Rapora göre geçen yıl yüzde 3.1 büyüyen Türkiye’de GSYH artışının 2015-2017 döneminde daha güçlü özel tüketimin peşi sıra tedrici olarak hızlanması bekleniyor. Bununla birlikte büyüme rakamları tarihi düzeyde yüksek ortalamaların gerisinde kalacak.Petrol fiyatlarındaki düşüş ve Avro Bölgesi’nden gelecek daha güçlü ihracat ile birlikte cari işlemler açığının daralmaya devam etmesi, ancak tahmin dönemi boyunca yüksek kalması bekleniyor.
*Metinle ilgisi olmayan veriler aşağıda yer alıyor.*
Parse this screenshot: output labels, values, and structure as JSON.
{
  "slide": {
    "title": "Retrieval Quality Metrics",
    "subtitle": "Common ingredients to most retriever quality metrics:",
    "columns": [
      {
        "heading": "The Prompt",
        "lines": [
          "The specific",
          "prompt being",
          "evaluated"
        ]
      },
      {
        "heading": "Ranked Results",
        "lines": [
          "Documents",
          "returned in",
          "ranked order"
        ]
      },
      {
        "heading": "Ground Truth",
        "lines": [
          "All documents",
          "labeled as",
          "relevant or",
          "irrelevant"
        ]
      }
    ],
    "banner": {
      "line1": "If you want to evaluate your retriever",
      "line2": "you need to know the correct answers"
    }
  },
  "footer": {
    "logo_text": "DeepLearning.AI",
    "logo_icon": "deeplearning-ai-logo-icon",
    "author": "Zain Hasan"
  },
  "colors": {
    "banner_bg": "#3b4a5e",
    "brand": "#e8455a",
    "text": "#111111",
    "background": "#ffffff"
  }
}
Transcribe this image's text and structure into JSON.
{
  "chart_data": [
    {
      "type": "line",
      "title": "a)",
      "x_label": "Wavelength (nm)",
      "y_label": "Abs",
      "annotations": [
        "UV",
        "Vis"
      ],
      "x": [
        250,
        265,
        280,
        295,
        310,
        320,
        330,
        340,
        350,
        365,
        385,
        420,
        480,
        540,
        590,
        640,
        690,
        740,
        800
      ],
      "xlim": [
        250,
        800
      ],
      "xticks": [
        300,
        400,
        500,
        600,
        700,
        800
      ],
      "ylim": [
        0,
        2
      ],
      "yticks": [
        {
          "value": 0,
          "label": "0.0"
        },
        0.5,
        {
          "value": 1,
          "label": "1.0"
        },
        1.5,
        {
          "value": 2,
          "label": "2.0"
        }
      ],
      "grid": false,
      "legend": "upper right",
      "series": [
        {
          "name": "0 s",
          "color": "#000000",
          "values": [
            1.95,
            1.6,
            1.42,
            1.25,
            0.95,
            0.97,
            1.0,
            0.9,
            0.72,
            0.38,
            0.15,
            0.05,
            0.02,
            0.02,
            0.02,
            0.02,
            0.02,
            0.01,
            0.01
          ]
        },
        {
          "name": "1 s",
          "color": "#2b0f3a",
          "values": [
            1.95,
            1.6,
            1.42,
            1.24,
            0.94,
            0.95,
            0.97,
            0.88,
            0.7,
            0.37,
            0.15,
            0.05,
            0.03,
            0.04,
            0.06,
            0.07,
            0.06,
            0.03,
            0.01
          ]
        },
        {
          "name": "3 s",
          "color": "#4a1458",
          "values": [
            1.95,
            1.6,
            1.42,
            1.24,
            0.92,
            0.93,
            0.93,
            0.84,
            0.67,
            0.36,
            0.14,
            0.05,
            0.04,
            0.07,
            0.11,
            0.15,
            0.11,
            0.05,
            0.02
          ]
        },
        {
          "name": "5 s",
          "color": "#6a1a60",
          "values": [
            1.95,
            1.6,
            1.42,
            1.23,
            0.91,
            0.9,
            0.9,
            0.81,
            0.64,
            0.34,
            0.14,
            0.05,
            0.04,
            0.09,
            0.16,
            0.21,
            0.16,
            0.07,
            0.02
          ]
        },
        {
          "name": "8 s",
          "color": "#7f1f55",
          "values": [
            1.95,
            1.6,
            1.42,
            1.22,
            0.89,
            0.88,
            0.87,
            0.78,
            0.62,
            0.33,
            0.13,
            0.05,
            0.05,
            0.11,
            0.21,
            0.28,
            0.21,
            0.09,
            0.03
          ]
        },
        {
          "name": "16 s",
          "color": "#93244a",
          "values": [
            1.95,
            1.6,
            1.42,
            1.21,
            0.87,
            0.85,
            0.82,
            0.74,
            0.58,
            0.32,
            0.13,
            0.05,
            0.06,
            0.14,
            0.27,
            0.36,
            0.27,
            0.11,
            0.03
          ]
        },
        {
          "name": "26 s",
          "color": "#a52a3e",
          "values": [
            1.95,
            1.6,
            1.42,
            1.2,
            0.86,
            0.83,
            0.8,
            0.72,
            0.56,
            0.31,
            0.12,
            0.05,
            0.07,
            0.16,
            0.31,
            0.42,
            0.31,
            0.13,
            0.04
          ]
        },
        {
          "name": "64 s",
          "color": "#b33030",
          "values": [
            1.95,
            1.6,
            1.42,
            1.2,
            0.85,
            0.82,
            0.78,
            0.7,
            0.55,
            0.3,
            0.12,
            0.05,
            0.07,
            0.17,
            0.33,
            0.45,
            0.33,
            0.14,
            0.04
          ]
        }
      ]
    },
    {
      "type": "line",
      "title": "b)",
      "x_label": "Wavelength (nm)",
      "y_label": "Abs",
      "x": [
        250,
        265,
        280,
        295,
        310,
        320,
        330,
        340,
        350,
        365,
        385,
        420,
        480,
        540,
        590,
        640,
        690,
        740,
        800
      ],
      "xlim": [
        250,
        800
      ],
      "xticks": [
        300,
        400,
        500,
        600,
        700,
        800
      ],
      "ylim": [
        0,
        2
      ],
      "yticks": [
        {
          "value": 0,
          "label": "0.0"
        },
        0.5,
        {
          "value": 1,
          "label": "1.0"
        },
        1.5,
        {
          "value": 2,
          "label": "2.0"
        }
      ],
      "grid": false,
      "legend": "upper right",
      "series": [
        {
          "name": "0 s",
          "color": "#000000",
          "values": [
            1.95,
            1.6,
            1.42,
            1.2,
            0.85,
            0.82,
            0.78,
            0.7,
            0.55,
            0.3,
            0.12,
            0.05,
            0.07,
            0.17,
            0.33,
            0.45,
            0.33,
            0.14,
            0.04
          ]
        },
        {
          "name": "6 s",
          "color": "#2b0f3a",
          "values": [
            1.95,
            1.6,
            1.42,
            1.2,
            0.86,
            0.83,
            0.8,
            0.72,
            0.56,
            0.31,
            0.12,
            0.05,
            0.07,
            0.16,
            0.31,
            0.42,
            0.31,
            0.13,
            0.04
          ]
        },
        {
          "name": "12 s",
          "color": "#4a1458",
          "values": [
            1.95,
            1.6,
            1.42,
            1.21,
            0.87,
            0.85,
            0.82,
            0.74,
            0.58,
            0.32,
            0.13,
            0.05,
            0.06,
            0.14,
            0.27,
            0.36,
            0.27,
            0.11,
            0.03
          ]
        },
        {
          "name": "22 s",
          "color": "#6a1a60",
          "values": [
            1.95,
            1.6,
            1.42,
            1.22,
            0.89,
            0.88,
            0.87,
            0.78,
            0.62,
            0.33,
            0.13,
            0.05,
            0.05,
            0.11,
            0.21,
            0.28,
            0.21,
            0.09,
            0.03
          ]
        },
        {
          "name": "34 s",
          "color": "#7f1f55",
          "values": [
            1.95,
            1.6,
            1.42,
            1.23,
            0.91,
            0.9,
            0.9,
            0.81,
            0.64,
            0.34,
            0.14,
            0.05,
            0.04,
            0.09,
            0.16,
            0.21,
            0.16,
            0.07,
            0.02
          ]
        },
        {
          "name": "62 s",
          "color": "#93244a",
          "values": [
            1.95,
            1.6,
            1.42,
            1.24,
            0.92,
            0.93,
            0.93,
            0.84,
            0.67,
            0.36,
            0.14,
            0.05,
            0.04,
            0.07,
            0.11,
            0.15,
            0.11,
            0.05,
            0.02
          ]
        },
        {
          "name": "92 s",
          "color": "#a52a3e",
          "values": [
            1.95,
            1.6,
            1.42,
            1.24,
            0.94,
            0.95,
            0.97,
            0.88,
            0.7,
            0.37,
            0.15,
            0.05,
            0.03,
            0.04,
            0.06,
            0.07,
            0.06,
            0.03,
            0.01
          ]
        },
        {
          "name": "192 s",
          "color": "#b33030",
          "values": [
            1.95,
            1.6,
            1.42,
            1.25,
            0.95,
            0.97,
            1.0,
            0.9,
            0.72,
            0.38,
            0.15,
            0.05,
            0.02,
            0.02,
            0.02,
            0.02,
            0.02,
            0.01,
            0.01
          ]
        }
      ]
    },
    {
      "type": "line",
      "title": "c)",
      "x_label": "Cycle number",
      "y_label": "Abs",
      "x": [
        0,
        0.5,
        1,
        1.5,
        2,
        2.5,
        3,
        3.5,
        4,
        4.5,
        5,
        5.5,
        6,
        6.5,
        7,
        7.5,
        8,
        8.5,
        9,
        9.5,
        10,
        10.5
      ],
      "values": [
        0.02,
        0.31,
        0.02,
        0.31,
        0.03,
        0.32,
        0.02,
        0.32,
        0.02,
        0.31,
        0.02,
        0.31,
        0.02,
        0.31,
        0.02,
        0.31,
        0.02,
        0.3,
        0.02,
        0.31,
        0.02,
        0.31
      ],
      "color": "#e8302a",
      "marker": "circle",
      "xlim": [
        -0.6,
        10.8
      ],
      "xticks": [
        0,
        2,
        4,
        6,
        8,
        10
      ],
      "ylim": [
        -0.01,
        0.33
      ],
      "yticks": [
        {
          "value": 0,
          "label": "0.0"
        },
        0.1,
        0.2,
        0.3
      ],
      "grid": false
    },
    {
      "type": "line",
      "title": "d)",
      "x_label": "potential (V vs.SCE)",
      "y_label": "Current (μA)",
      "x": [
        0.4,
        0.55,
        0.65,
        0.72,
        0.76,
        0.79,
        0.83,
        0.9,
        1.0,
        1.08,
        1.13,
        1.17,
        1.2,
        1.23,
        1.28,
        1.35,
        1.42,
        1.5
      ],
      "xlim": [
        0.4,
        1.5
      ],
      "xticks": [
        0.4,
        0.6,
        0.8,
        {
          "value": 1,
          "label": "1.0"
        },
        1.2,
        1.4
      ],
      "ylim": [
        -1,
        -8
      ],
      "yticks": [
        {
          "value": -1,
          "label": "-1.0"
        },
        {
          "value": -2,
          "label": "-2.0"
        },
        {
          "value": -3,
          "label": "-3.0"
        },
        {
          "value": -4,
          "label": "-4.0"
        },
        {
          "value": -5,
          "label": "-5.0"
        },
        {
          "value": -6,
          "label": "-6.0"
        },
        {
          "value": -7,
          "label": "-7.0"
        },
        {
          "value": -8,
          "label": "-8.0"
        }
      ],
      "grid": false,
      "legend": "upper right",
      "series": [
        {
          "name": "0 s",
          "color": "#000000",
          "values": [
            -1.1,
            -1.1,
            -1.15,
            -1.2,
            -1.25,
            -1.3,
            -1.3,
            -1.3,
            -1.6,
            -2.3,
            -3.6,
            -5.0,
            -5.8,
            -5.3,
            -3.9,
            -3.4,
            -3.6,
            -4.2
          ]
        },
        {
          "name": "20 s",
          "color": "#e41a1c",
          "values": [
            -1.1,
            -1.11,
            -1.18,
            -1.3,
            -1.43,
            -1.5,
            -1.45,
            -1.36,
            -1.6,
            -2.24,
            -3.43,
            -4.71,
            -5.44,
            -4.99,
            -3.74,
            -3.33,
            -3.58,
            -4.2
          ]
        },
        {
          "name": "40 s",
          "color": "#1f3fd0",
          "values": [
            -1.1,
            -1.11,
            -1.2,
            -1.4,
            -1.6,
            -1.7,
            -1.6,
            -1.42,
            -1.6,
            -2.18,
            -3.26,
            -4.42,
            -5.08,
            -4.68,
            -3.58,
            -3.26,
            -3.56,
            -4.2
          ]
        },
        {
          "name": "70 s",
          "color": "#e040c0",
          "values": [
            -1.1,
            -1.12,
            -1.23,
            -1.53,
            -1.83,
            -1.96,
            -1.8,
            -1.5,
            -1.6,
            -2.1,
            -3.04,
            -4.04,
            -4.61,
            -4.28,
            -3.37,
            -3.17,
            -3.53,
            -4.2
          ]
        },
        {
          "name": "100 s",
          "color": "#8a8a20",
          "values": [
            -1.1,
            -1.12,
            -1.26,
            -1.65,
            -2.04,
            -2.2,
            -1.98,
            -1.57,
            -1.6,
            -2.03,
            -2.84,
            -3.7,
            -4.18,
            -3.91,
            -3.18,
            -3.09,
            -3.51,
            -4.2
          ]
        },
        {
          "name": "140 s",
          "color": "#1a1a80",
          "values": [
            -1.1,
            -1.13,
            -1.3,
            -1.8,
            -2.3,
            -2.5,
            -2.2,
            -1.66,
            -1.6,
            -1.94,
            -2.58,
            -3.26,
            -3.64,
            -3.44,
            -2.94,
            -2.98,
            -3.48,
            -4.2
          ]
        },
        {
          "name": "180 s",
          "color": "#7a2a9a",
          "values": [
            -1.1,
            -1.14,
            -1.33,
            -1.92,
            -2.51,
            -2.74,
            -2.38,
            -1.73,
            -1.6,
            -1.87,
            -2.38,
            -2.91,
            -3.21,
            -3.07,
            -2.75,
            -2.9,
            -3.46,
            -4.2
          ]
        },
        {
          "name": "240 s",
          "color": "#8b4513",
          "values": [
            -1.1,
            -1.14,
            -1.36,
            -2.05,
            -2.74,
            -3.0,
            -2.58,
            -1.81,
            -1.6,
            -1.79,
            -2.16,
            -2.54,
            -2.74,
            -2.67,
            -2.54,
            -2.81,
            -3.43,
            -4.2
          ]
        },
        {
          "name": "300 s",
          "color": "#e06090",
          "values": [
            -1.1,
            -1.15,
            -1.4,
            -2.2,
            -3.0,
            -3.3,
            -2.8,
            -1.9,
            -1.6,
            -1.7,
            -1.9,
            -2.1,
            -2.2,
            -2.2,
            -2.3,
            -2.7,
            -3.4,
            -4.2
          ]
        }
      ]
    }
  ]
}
Kısa vadeli portföy girişinin Türkiye’de 2014 boyunca cari açığın büyük bölümünü finanse etmeyi sürdürdüğü belirtilen raporun Avrupa ve Orta Asya’daki riskler bölümünde şöyle denildi:
“Finansal piyasa çalkantısı, büyük finansman gereksinimindeki ülkeler için bir diğer potansiyel belirsizlik kaynağıdır. Birçok ülke dış şoklara karşı kırılganlıklarını, cari işlem açıklarının daralmasına yardımcı olacak şekilde sıkılaştırılmış politikalar ya da yerel parada değer kaybı gibi yöntemlerle azalttı. Fakat diğerleri (Türkiye) hala kısa vadeli döviz sermaye akışına bağlı ya da bilançoları cari ve vadeli uyumsuzluğu yansıtıyor (Macaristan).”
Raporda bölgedeki politika zorlukları anlatılırken de “Yüksek enflasyon ya da sermaye çıkışı riskiyle karşılaşan ülkeler enflasyon beklentilerini çıpalamak ve sermaye girişini sürdürmek için ek daralmaya gidebilir (Kazakistan ve Türkiye)” denildi.
Raporun “Son Gelişmeler” bölümünde gelişmekte olan ülkelerde yaşananlara değinilirken ülkelerin iç ekonomik politikalarını sıkılaştırdıkları belirtildi. Raporda, “Brezilya, Meksika, Filipinler ve Türkiye, kredi büyümesini sınırlamaya ya da mali pozisyonları iyileştirme ve enflasyona yönelik para politikasını sıkılaştırma önlemlerini yürürlüğe koydu” denildi.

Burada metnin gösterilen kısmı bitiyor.